Today’s “REAL” Data Access requirements

To add more complexity and challenges to SPAN port as a data access technology,

1) We have entered a much higher utilization environment with many times more frames in the network

2) We have moved from 10 Mbps to 10 Gbps Full Duplex and

3) We have entered into the era of Data Security Legal Compliance and Lawful Intercept which requires that we must monitor all of the data and not just “sample” the data, with the exception of certain very focused monitoring technologies (e.g., application performance monitoring).

These demands will continue to grow since we have become a very digitally focused society. With the advent of VoIP and digital video we now have revenue generating data that is connection oriented and sensitive to bandwidth, loss and delay. The older methods need reviewing and the aforementioned added complexity requires that we change some of the old habits to allow for “real” 100% Full Duplex real time access to the critical data.

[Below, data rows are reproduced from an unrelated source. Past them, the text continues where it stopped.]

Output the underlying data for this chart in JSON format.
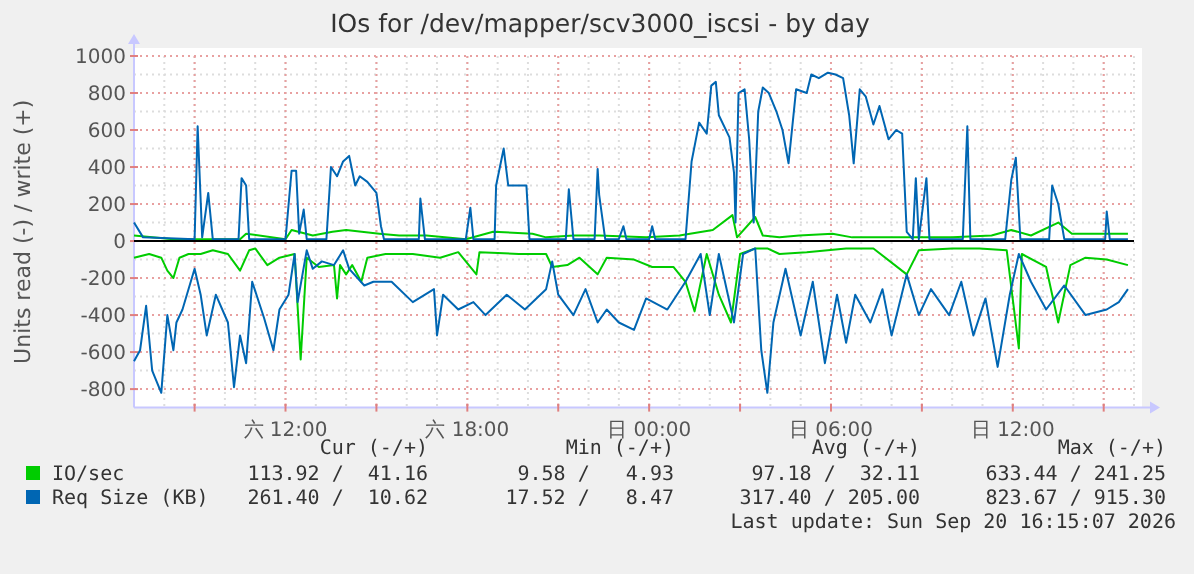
{
  "chart_data": {
    "type": "line",
    "title": "IOs for /dev/mapper/scv3000_iscsi - by day",
    "ylabel": "Units read (-) / write (+)",
    "xlim": [
      "2026-09-19T07:00",
      "2026-09-20T16:00"
    ],
    "ylim": [
      -900,
      1000
    ],
    "xticks": [
      {
        "value": "2026-09-19T09:00",
        "label": null
      },
      {
        "value": "2026-09-19T12:00",
        "label": "六 12:00"
      },
      {
        "value": "2026-09-19T15:00",
        "label": null
      },
      {
        "value": "2026-09-19T18:00",
        "label": "六 18:00"
      },
      {
        "value": "2026-09-19T21:00",
        "label": null
      },
      {
        "value": "2026-09-20T00:00",
        "label": "日 00:00"
      },
      {
        "value": "2026-09-20T03:00",
        "label": null
      },
      {
        "value": "2026-09-20T06:00",
        "label": "日 06:00"
      },
      {
        "value": "2026-09-20T09:00",
        "label": null
      },
      {
        "value": "2026-09-20T12:00",
        "label": "日 12:00"
      },
      {
        "value": "2026-09-20T15:00",
        "label": null
      }
    ],
    "yticks": [
      -800,
      -600,
      -400,
      -200,
      0,
      200,
      400,
      600,
      800,
      1000
    ],
    "grid": true,
    "legend": "bottom",
    "series": [
      {
        "name": "IO/sec",
        "color": "#00cc00",
        "x": [
          "2026-09-19T07:00",
          "2026-09-19T08:18",
          "2026-09-19T10:30",
          "2026-09-19T10:42",
          "2026-09-19T12:00",
          "2026-09-19T12:12",
          "2026-09-19T12:54",
          "2026-09-19T13:33",
          "2026-09-19T14:00",
          "2026-09-19T15:06",
          "2026-09-19T15:45",
          "2026-09-19T16:39",
          "2026-09-19T17:57",
          "2026-09-19T18:51",
          "2026-09-19T20:09",
          "2026-09-19T20:36",
          "2026-09-19T21:30",
          "2026-09-19T22:21",
          "2026-09-19T23:54",
          "2026-09-20T01:00",
          "2026-09-20T02:06",
          "2026-09-20T02:45",
          "2026-09-20T02:54",
          "2026-09-20T03:30",
          "2026-09-20T03:45",
          "2026-09-20T04:18",
          "2026-09-20T04:57",
          "2026-09-20T06:03",
          "2026-09-20T06:42",
          "2026-09-20T08:15",
          "2026-09-20T10:00",
          "2026-09-20T11:18",
          "2026-09-20T11:57",
          "2026-09-20T12:36",
          "2026-09-20T13:30",
          "2026-09-20T13:57",
          "2026-09-20T14:24",
          "2026-09-20T15:18",
          "2026-09-20T15:48"
        ],
        "values": [
          30,
          10,
          10,
          40,
          10,
          60,
          30,
          50,
          60,
          40,
          30,
          30,
          10,
          50,
          40,
          20,
          30,
          30,
          20,
          30,
          60,
          140,
          20,
          130,
          30,
          20,
          30,
          40,
          20,
          20,
          20,
          30,
          60,
          30,
          100,
          40,
          40,
          40,
          40
        ]
      },
      {
        "color": "#00cc00",
        "x": [
          "2026-09-19T07:00",
          "2026-09-19T07:30",
          "2026-09-19T07:54",
          "2026-09-19T08:06",
          "2026-09-19T08:18",
          "2026-09-19T08:30",
          "2026-09-19T08:48",
          "2026-09-19T09:12",
          "2026-09-19T09:36",
          "2026-09-19T10:06",
          "2026-09-19T10:30",
          "2026-09-19T10:48",
          "2026-09-19T11:00",
          "2026-09-19T11:24",
          "2026-09-19T11:48",
          "2026-09-19T12:18",
          "2026-09-19T12:30",
          "2026-09-19T12:42",
          "2026-09-19T13:06",
          "2026-09-19T13:36",
          "2026-09-19T13:42",
          "2026-09-19T13:48",
          "2026-09-19T14:00",
          "2026-09-19T14:12",
          "2026-09-19T14:30",
          "2026-09-19T14:42",
          "2026-09-19T15:18",
          "2026-09-19T16:12",
          "2026-09-19T17:06",
          "2026-09-19T17:42",
          "2026-09-19T18:18",
          "2026-09-19T18:24",
          "2026-09-19T19:42",
          "2026-09-19T20:36",
          "2026-09-19T20:48",
          "2026-09-19T21:18",
          "2026-09-19T21:42",
          "2026-09-19T22:18",
          "2026-09-19T22:36",
          "2026-09-19T23:30",
          "2026-09-20T00:06",
          "2026-09-20T00:48",
          "2026-09-20T01:12",
          "2026-09-20T01:30",
          "2026-09-20T01:54",
          "2026-09-20T02:18",
          "2026-09-20T02:42",
          "2026-09-20T03:00",
          "2026-09-20T03:30",
          "2026-09-20T03:54",
          "2026-09-20T04:18",
          "2026-09-20T05:12",
          "2026-09-20T06:30",
          "2026-09-20T07:24",
          "2026-09-20T08:30",
          "2026-09-20T08:54",
          "2026-09-20T10:00",
          "2026-09-20T10:54",
          "2026-09-20T11:48",
          "2026-09-20T12:12",
          "2026-09-20T12:18",
          "2026-09-20T13:06",
          "2026-09-20T13:30",
          "2026-09-20T13:54",
          "2026-09-20T14:24",
          "2026-09-20T15:06",
          "2026-09-20T15:48"
        ],
        "values": [
          -90,
          -70,
          -90,
          -160,
          -200,
          -90,
          -70,
          -70,
          -50,
          -70,
          -160,
          -50,
          -40,
          -130,
          -90,
          -70,
          -640,
          -90,
          -140,
          -130,
          -310,
          -130,
          -180,
          -130,
          -220,
          -90,
          -70,
          -70,
          -90,
          -60,
          -180,
          -60,
          -70,
          -70,
          -140,
          -130,
          -90,
          -180,
          -90,
          -100,
          -140,
          -140,
          -220,
          -380,
          -70,
          -290,
          -440,
          -70,
          -40,
          -40,
          -70,
          -60,
          -40,
          -40,
          -180,
          -50,
          -40,
          -40,
          -50,
          -580,
          -70,
          -140,
          -440,
          -130,
          -90,
          -100,
          -130
        ]
      },
      {
        "name": "Req Size (KB)",
        "color": "#0066b3",
        "x": [
          "2026-09-19T07:00",
          "2026-09-19T07:18",
          "2026-09-19T09:00",
          "2026-09-19T09:06",
          "2026-09-19T09:15",
          "2026-09-19T09:27",
          "2026-09-19T09:36",
          "2026-09-19T10:27",
          "2026-09-19T10:33",
          "2026-09-19T10:42",
          "2026-09-19T10:48",
          "2026-09-19T12:00",
          "2026-09-19T12:12",
          "2026-09-19T12:21",
          "2026-09-19T12:27",
          "2026-09-19T12:36",
          "2026-09-19T12:42",
          "2026-09-19T13:21",
          "2026-09-19T13:30",
          "2026-09-19T13:42",
          "2026-09-19T13:54",
          "2026-09-19T14:06",
          "2026-09-19T14:18",
          "2026-09-19T14:27",
          "2026-09-19T14:42",
          "2026-09-19T15:00",
          "2026-09-19T15:09",
          "2026-09-19T15:15",
          "2026-09-19T16:24",
          "2026-09-19T16:27",
          "2026-09-19T16:36",
          "2026-09-19T17:57",
          "2026-09-19T18:06",
          "2026-09-19T18:12",
          "2026-09-19T18:54",
          "2026-09-19T18:57",
          "2026-09-19T19:12",
          "2026-09-19T19:21",
          "2026-09-19T19:57",
          "2026-09-19T20:03",
          "2026-09-19T21:15",
          "2026-09-19T21:21",
          "2026-09-19T21:30",
          "2026-09-19T22:12",
          "2026-09-19T22:18",
          "2026-09-19T22:21",
          "2026-09-19T22:33",
          "2026-09-19T23:00",
          "2026-09-19T23:09",
          "2026-09-19T23:15",
          "2026-09-20T00:00",
          "2026-09-20T00:06",
          "2026-09-20T00:12",
          "2026-09-20T01:12",
          "2026-09-20T01:24",
          "2026-09-20T01:39",
          "2026-09-20T01:54",
          "2026-09-20T02:03",
          "2026-09-20T02:12",
          "2026-09-20T02:18",
          "2026-09-20T02:39",
          "2026-09-20T02:48",
          "2026-09-20T02:51",
          "2026-09-20T02:57",
          "2026-09-20T03:09",
          "2026-09-20T03:18",
          "2026-09-20T03:27",
          "2026-09-20T03:36",
          "2026-09-20T03:45",
          "2026-09-20T03:57",
          "2026-09-20T04:12",
          "2026-09-20T04:24",
          "2026-09-20T04:36",
          "2026-09-20T04:51",
          "2026-09-20T05:12",
          "2026-09-20T05:21",
          "2026-09-20T05:36",
          "2026-09-20T05:54",
          "2026-09-20T06:09",
          "2026-09-20T06:24",
          "2026-09-20T06:36",
          "2026-09-20T06:45",
          "2026-09-20T06:57",
          "2026-09-20T07:09",
          "2026-09-20T07:24",
          "2026-09-20T07:36",
          "2026-09-20T07:54",
          "2026-09-20T08:09",
          "2026-09-20T08:21",
          "2026-09-20T08:30",
          "2026-09-20T08:42",
          "2026-09-20T08:48",
          "2026-09-20T08:54",
          "2026-09-20T09:09",
          "2026-09-20T09:15",
          "2026-09-20T10:21",
          "2026-09-20T10:30",
          "2026-09-20T10:36",
          "2026-09-20T11:45",
          "2026-09-20T11:57",
          "2026-09-20T12:06",
          "2026-09-20T12:15",
          "2026-09-20T13:12",
          "2026-09-20T13:18",
          "2026-09-20T13:30",
          "2026-09-20T13:42",
          "2026-09-20T15:03",
          "2026-09-20T15:06",
          "2026-09-20T15:12",
          "2026-09-20T15:48"
        ],
        "values": [
          100,
          20,
          10,
          620,
          20,
          260,
          10,
          10,
          340,
          300,
          10,
          10,
          380,
          380,
          40,
          170,
          10,
          10,
          400,
          350,
          430,
          460,
          300,
          350,
          320,
          260,
          80,
          10,
          10,
          230,
          10,
          10,
          180,
          10,
          10,
          300,
          500,
          300,
          300,
          10,
          10,
          280,
          10,
          10,
          390,
          250,
          10,
          10,
          80,
          10,
          10,
          80,
          10,
          10,
          430,
          640,
          580,
          840,
          860,
          680,
          560,
          370,
          100,
          800,
          820,
          550,
          100,
          700,
          830,
          800,
          700,
          600,
          420,
          820,
          800,
          900,
          880,
          910,
          900,
          880,
          680,
          420,
          820,
          780,
          630,
          730,
          550,
          600,
          580,
          50,
          10,
          340,
          10,
          340,
          10,
          10,
          620,
          10,
          10,
          330,
          450,
          10,
          10,
          300,
          200,
          10,
          10,
          160,
          10,
          10
        ]
      },
      {
        "color": "#0066b3",
        "x": [
          "2026-09-19T07:00",
          "2026-09-19T07:12",
          "2026-09-19T07:24",
          "2026-09-19T07:36",
          "2026-09-19T07:54",
          "2026-09-19T08:06",
          "2026-09-19T08:18",
          "2026-09-19T08:24",
          "2026-09-19T08:36",
          "2026-09-19T09:00",
          "2026-09-19T09:12",
          "2026-09-19T09:24",
          "2026-09-19T09:42",
          "2026-09-19T10:06",
          "2026-09-19T10:18",
          "2026-09-19T10:30",
          "2026-09-19T10:42",
          "2026-09-19T10:54",
          "2026-09-19T11:18",
          "2026-09-19T11:36",
          "2026-09-19T11:48",
          "2026-09-19T12:06",
          "2026-09-19T12:18",
          "2026-09-19T12:24",
          "2026-09-19T12:42",
          "2026-09-19T12:54",
          "2026-09-19T13:12",
          "2026-09-19T13:36",
          "2026-09-19T13:54",
          "2026-09-19T14:06",
          "2026-09-19T14:36",
          "2026-09-19T14:54",
          "2026-09-19T15:30",
          "2026-09-19T16:12",
          "2026-09-19T16:54",
          "2026-09-19T17:00",
          "2026-09-19T17:12",
          "2026-09-19T17:42",
          "2026-09-19T18:12",
          "2026-09-19T18:36",
          "2026-09-19T19:18",
          "2026-09-19T19:54",
          "2026-09-19T20:36",
          "2026-09-19T20:48",
          "2026-09-19T21:00",
          "2026-09-19T21:30",
          "2026-09-19T21:54",
          "2026-09-19T22:18",
          "2026-09-19T22:36",
          "2026-09-19T23:00",
          "2026-09-19T23:30",
          "2026-09-19T23:54",
          "2026-09-20T00:36",
          "2026-09-20T01:12",
          "2026-09-20T01:42",
          "2026-09-20T02:00",
          "2026-09-20T02:18",
          "2026-09-20T02:48",
          "2026-09-20T03:06",
          "2026-09-20T03:30",
          "2026-09-20T03:42",
          "2026-09-20T03:54",
          "2026-09-20T04:06",
          "2026-09-20T04:30",
          "2026-09-20T05:00",
          "2026-09-20T05:24",
          "2026-09-20T05:48",
          "2026-09-20T06:12",
          "2026-09-20T06:30",
          "2026-09-20T06:48",
          "2026-09-20T07:18",
          "2026-09-20T07:42",
          "2026-09-20T08:00",
          "2026-09-20T08:30",
          "2026-09-20T08:54",
          "2026-09-20T09:18",
          "2026-09-20T09:54",
          "2026-09-20T10:18",
          "2026-09-20T10:42",
          "2026-09-20T11:06",
          "2026-09-20T11:30",
          "2026-09-20T11:54",
          "2026-09-20T12:12",
          "2026-09-20T12:36",
          "2026-09-20T13:06",
          "2026-09-20T13:42",
          "2026-09-20T14:24",
          "2026-09-20T15:06",
          "2026-09-20T15:30",
          "2026-09-20T15:48"
        ],
        "values": [
          -650,
          -590,
          -350,
          -700,
          -820,
          -400,
          -590,
          -440,
          -370,
          -150,
          -290,
          -510,
          -290,
          -440,
          -790,
          -510,
          -660,
          -220,
          -420,
          -590,
          -370,
          -290,
          -70,
          -330,
          -50,
          -150,
          -110,
          -130,
          -50,
          -150,
          -240,
          -220,
          -220,
          -330,
          -260,
          -510,
          -290,
          -370,
          -330,
          -400,
          -290,
          -370,
          -260,
          -110,
          -290,
          -400,
          -260,
          -440,
          -370,
          -440,
          -480,
          -310,
          -370,
          -220,
          -70,
          -400,
          -70,
          -440,
          -70,
          -40,
          -590,
          -820,
          -440,
          -150,
          -510,
          -220,
          -660,
          -290,
          -550,
          -290,
          -440,
          -260,
          -510,
          -180,
          -400,
          -260,
          -400,
          -220,
          -510,
          -310,
          -680,
          -290,
          -70,
          -220,
          -370,
          -240,
          -400,
          -370,
          -330,
          -260
        ]
      }
    ],
    "annotations": [
      "Cur (-/+)",
      "Min (-/+)",
      "Avg (-/+)",
      "Max (-/+)",
      "113.92 /  41.16",
      "9.58 /   4.93",
      "97.18 /  32.11",
      "633.44 / 241.25",
      "261.40 /  10.62",
      "17.52 /   8.47",
      "317.40 / 205.00",
      "823.67 / 915.30",
      "Last update: Sun Sep 20 16:15:07 2026"
    ]
  }
}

In summary, being able to provide “real” access is not only important for Data Compliance Audits and Lawful Intercept events, it is the law (keeping our bosses out of jail has become very high priority these days).

When is SPAN port methodology “OK”?

Many monitoring products can and do successfully use SPAN as an access technology. Since they are looking for low bandwidth application layer events like “conversation analysis”, “application flows” and for access VoIP reports from Call managers, etc. BUT NEVER for anything that requires Time analysis!

These monitoring requirements utilize a small amount of bandwidth and grooming does not have a lot of effect on the the quality of the reports and statistics. The reason for their success is that they keep within the parameters and capability of the SPAN port capability and they do not need every frame for their successful reporting and analysis. In other words, SPAN port is a very usable technology if used correctly and the companies that use mirroring or SPAN are using it in a well managed and tested methodology. However Why Chance It when today every nibble, byte, octet and frame are important!

Conclusion

Spanning (mirroring) technology is still viable for some limited situations but as one migrates to FDX Gigabit and 10 Gigabit networks and with the demands of seeing all frames for Data Security Compliance and Lawful Intercept one must use “real” access (taps) technology to fulfill the demands of today’s complex analysis and monitoring technologies.

If the technology demands are not enough, the network engineers can focus their infrastructure equipment on switching and routing and not spend their valuable resources and time setting up span ports or rerouting data access.

In summary, the advantages of Taps compared to SPAN ports are ...

• Taps do not alter the time relationships of frames – spacing and response times especially important with VoIP and Triple Play analysis including FDX analysis.

• Taps do not introduce any additional jitter or distortion which is important in VoIP / Video analysis.

• VLAN tags are not normally passed through the SPAN port so this can lead to false issues detected and difficulty in finding VLAN issues.

• Taps do not groom data nor filter out physical layer errored packets

• Short or large frames are not filtered

• Bad CRC frames are not filtered

• Taps do not drop packets regardless of the bandwidth

• Taps are not addressable network devices and therefore cannot be hacked (Security important)

• Taps have no setups or command line issues so getting all the data is assured and saves users time.

• Taps are completely passive and do not cause any distortion even on FDX and full bandwidth networks. They are also fault tolerant.

• Taps do not care if the traffic is IPv4 or IPv6, it passes all traffic through.